In March of this year, the Bahamas National Trust held an international conference for all individuals who have done research within The Bahamas. The conference was the 2nd Annual Bahamas Natural History Conference, where I was a presenter representing the university I graduated from, the University of Saint Francis in Fort Wayne, Indiana. The presentation was a combination of two theses on a patch reef in North Andros called Dave’s Patch Reef. My masters thesis involved creating an underwater map using GPS and underwater photography and my colleague’s was a health assessment using bioindicators.
Funny enough, this was the first introduction I had to Dr. Diane and her research with marine mammals. She had a presentation that dealt with the whales that roamed the tongue of the southern portion of the Tongue of the Ocean along the eastern side of Andros island. More particularly those that travel around the AUTEC (a US Naval Range) range. She studied the behavioral changes of the whales in that area when testing had occurred and/or after. For more information please check out the BMMROs website here.
Another individual who had presented that was on my list was Nikita Shiel-Rolle, the founder of Young Marine Explorers, a non-profit environmental organization. Her presentation fascinated me since it dealt with the marine environment, particular patch reefs. Similar to my research, her’s focused on creating a simple system that would be efficient and effective for youth to use when they go into the water to collect data. The purpose was to create a list of the top 5 endangered coral that could be readily identified as indicators that the patch reed is relatively healthy.

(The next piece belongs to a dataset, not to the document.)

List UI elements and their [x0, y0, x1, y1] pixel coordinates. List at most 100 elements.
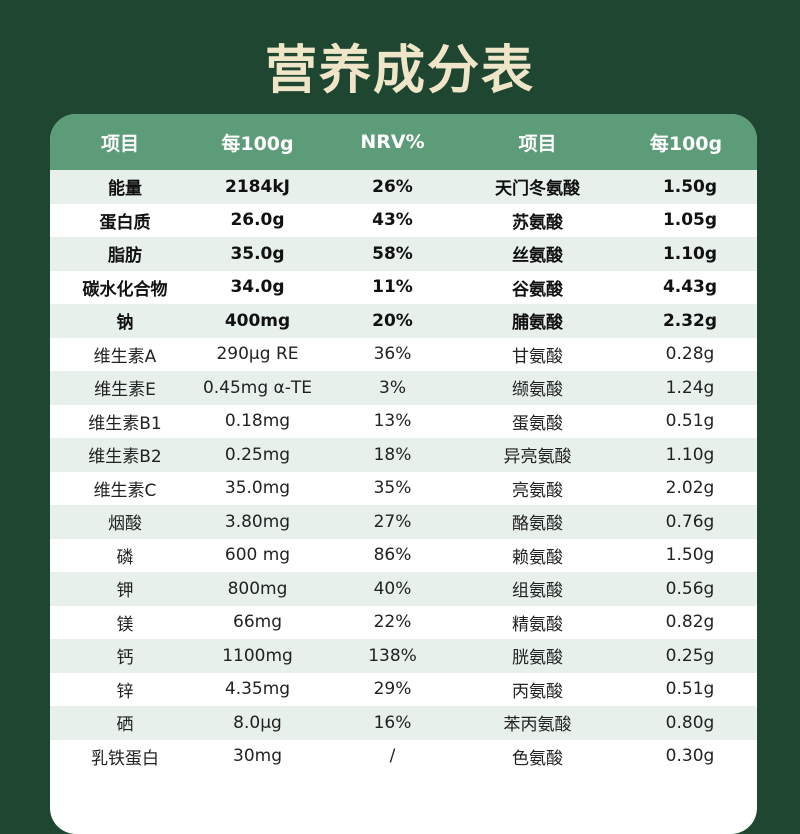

Anyways, back to the story. I had met with Alexio at the College of The Bahamas after one of their YME meetings. Unfortunately I had missed Nikita, but he was able to meet with me and give me some information on any current events that they were going to do that I could volunteer or help with. He had asked me if I would be free this Saturday the 20th in the morning for a coastal cleanup down on South Beach starting at 8am till 11am.
‘Meet with YME,’ check.
When Saturday came, I was there ready to begin. You wouldn’t expect a small island to have so much trash, right? I was absolutely astonished and disgusted at how unkempt people can be with the environment. The registration desk had given each group of 10 a data sheet to complete as they picked up trash, garbage bags and plastic gloves. I had honestly lost count. Broken glass, cigar buds, bottle covers, cans, plastics, foam, heels, shoes, etc. Even beds, scrap metal, couches, construction material, wooden planks, bath tubs, refrigerators, tires, and freezers. Everything including the kitchen sink.
How can people just dump these items here? You can see that many of these items had been here for a long period of time. The metal items had rust and were degrading. I was appalled.
And at the same time amazed. There were all ages from elementary school students, college students, teachers, and community volunteers. Everyone was there. I spent most of my time picking up the micro trash, that is, broken glass, cigarette buds, can top tabs, the small stuff that many past up to go for the larger items that catch their eye.
I picked up over 300 pieces (that I could remember) of glass, lots of napkin pieces, beer bottle tops, scrap metal and other items all along on the parking lot and around the border. There was a girl there that I worked with that had never volunteered for something like this. She actually was doing this to complete her volunteer hours to graduate from her nursing program. She hadn’t realized before this how much trash we throw away onto our ground. And along a beach as well!
Eventually, I found my way over to the YME group that was further in the bush surrounding the area. As i worked with them, I looked at the groups that was heading in. My eyes caught a group of elementary school students working in the mini dump that was next to the shore. It was filled with construction supplies such as broken cinder/cement blocks, degrading couches, bed mattresses, a freezer, wooden pallets, just a whole bunch of large objects. They worked together as a team to get the freezer and larger objects to the curb for the garbage truck to haul away.
They were amazing. These young kids are participating in something that can make them now double think what they use, throw away, and how/where they throw it away.
It is making a difference. And that is what YME is about; making a difference in peoples lives through environmental education.
I cannot wait to work more with them.